Elk is een deel van het Web. De ‘Zelf-Bestaande Heer’
(Swabhawat) als een Spiegel weerkaatsend, wordt elk
op zijn beurt een wereld.

(Saswitha, 1976, p. 2)

Waar het eerste vers een tijdloos, statisch beeld neerzette komen met dit tweede vers de dingen in beweging; dit is het ‘motorisch moment’.

In De Geheime Leer maakt Blavatsky onderscheid tussen Fohat in het ongeopenbaarde en Fohat in het geopenbaarde Heelal (de wereld der verschijnselen). In het ongeopenbaarde Heelal is Fohat:

(…) een abstract wijsgerig denkbeeld. Hij brengt zelf nog niets voort; hij is eenvoudig die potentiële scheppende kracht (…).

(Blavatsky, 1968, p. 187).

In het geopenbaarde Heelal is het een:

(…) elektrische levenskracht, die (…) alle vormen verenigt en samenbrengt, er de eerste levensdrang aan geeft. (…) Wanneer de ‘Goddelijke Zoon’ tevoorschijn treedt, dan wordt Fohat de voortstuwende kracht, de actieve Macht, die veroorzaakt dat EEN wordt tot TWEE en tot DRIE (…). Het drievoudige Ene versplitst zich in het vele en dan wordt Fohat omgezet in die kracht, welke de elementale atomen samenbrengt en ertoe brengt, zich bijeen te voegen en te verbinden.

(Blavatsky, 1968, p. 87).

In eerste instantie dacht ik bij het ongeopenbaarde Heelal aan het Heelal voor de oerknal, voor de singulariteit (als het Heelal nog is samengetrokken in een wiskundige punt en tijd en ruimte nog niet bestaan), in tweede instantie aan de feitelijke wereld die altijd onbekend zal blijven. Die laatste insteek bevalt mij veel beter, want als puntje bij paaltje komt ben ik hoogstens filosofisch geïnteresseerd in wat er was voor de singulariteit.

In verbeelde wereld lijkt Fohat zowel de kracht die van Een Veel maakt als andersom te zijn. Zoekend naar welke kracht in het dagelijks leven datzelfde doet vond ik ‘aandacht’; aandacht maakt van Een Veel maar je vasthoudende aandacht zal de dingen ook weer bij elkaar brengen tot een beter begrip. Althans dat hopen we dan maar.
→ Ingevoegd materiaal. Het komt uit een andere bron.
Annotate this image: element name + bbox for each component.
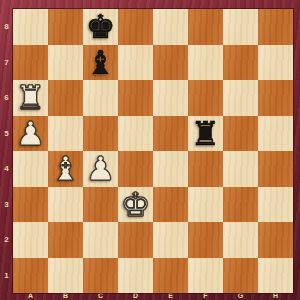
rank-label-8: 8: [0, 9, 13, 45]
square-c5[interactable]: [83, 116, 118, 152]
square-d5[interactable]: [118, 116, 153, 152]
file-label-e: E: [153, 292, 188, 300]
square-g1[interactable]: [223, 258, 258, 294]
square-h6[interactable]: [258, 80, 293, 116]
square-g3[interactable]: [223, 187, 258, 223]
square-h2[interactable]: [258, 222, 293, 258]
square-f8[interactable]: [188, 9, 223, 45]
rank-label-5: 5: [0, 116, 13, 152]
chess-board: ♚♝♜♟♜♝♟♚: [13, 9, 293, 293]
file-label-h: H: [258, 292, 293, 300]
square-c7[interactable]: ♝: [83, 45, 118, 81]
square-h5[interactable]: [258, 116, 293, 152]
square-a6[interactable]: ♜: [13, 80, 48, 116]
square-d4[interactable]: [118, 151, 153, 187]
square-h8[interactable]: [258, 9, 293, 45]
square-g4[interactable]: [223, 151, 258, 187]
square-e7[interactable]: [153, 45, 188, 81]
rank-label-2: 2: [0, 222, 13, 258]
white-bishop[interactable]: ♝: [48, 151, 83, 187]
file-label-b: B: [48, 292, 83, 300]
white-king[interactable]: ♚: [118, 187, 153, 223]
square-h7[interactable]: [258, 45, 293, 81]
square-d3[interactable]: ♚: [118, 187, 153, 223]
square-g5[interactable]: [223, 116, 258, 152]
square-b1[interactable]: [48, 258, 83, 294]
file-label-c: C: [83, 292, 118, 300]
square-e5[interactable]: [153, 116, 188, 152]
square-c4[interactable]: ♟: [83, 151, 118, 187]
rank-label-1: 1: [0, 258, 13, 294]
chess-diagram: 87654321 ABCDEFGH ♚♝♜♟♜♝♟♚: [0, 0, 300, 300]
square-d6[interactable]: [118, 80, 153, 116]
white-pawn[interactable]: ♟: [83, 151, 118, 187]
file-label-f: F: [188, 292, 223, 300]
square-d7[interactable]: [118, 45, 153, 81]
square-d2[interactable]: [118, 222, 153, 258]
square-f1[interactable]: [188, 258, 223, 294]
square-e2[interactable]: [153, 222, 188, 258]
black-bishop[interactable]: ♝: [83, 45, 118, 81]
file-label-g: G: [223, 292, 258, 300]
white-rook[interactable]: ♜: [13, 80, 48, 116]
square-d8[interactable]: [118, 9, 153, 45]
file-label-d: D: [118, 292, 153, 300]
square-b8[interactable]: [48, 9, 83, 45]
black-rook[interactable]: ♜: [188, 116, 223, 152]
rank-label-3: 3: [0, 187, 13, 223]
square-c1[interactable]: [83, 258, 118, 294]
square-b2[interactable]: [48, 222, 83, 258]
file-label-a: A: [13, 292, 48, 300]
square-g2[interactable]: [223, 222, 258, 258]
square-f2[interactable]: [188, 222, 223, 258]
square-c6[interactable]: [83, 80, 118, 116]
square-e6[interactable]: [153, 80, 188, 116]
rank-label-6: 6: [0, 80, 13, 116]
square-g8[interactable]: [223, 9, 258, 45]
square-b5[interactable]: [48, 116, 83, 152]
square-h3[interactable]: [258, 187, 293, 223]
square-a3[interactable]: [13, 187, 48, 223]
rank-label-7: 7: [0, 45, 13, 81]
white-pawn[interactable]: ♟: [13, 116, 48, 152]
square-a4[interactable]: [13, 151, 48, 187]
square-a8[interactable]: [13, 9, 48, 45]
square-f6[interactable]: [188, 80, 223, 116]
square-c3[interactable]: [83, 187, 118, 223]
square-a7[interactable]: [13, 45, 48, 81]
square-b6[interactable]: [48, 80, 83, 116]
rank-labels: 87654321: [0, 9, 13, 293]
square-g6[interactable]: [223, 80, 258, 116]
rank-label-4: 4: [0, 151, 13, 187]
square-b3[interactable]: [48, 187, 83, 223]
file-labels: ABCDEFGH: [13, 292, 293, 300]
square-e4[interactable]: [153, 151, 188, 187]
square-g7[interactable]: [223, 45, 258, 81]
square-f7[interactable]: [188, 45, 223, 81]
square-e1[interactable]: [153, 258, 188, 294]
square-f5[interactable]: ♜: [188, 116, 223, 152]
square-a5[interactable]: ♟: [13, 116, 48, 152]
square-h1[interactable]: [258, 258, 293, 294]
square-f3[interactable]: [188, 187, 223, 223]
square-b4[interactable]: ♝: [48, 151, 83, 187]
square-d1[interactable]: [118, 258, 153, 294]
square-e3[interactable]: [153, 187, 188, 223]
square-h4[interactable]: [258, 151, 293, 187]
square-e8[interactable]: [153, 9, 188, 45]
square-a2[interactable]: [13, 222, 48, 258]
square-c2[interactable]: [83, 222, 118, 258]
square-c8[interactable]: ♚: [83, 9, 118, 45]
square-b7[interactable]: [48, 45, 83, 81]
black-king[interactable]: ♚: [83, 9, 118, 45]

Dan zendt Swabhawat Fohat om de atomen te harden. Elk is een deel van het Web

Het woord atoom komt uit het Grieks en betekent niet ― deelbaar, Een. Voor de Grieken waren de atomen de ondeelbare bouwstenen waarmee de wereld gemaakt was. Zo’n woord is wel heel modern in een tekst die duizenden jaren oud heet te zijn. Maar wie weet was het onmacht van de vertaler die geen betere manier wist om uit te drukken wat hij las.

Dat de atomen wel degelijk deelbaar zijn (elektronen in de schillen, protonen en neutronen in de atoomkern) weten we inmiddels; al blijven er nog genoeg raadsels over.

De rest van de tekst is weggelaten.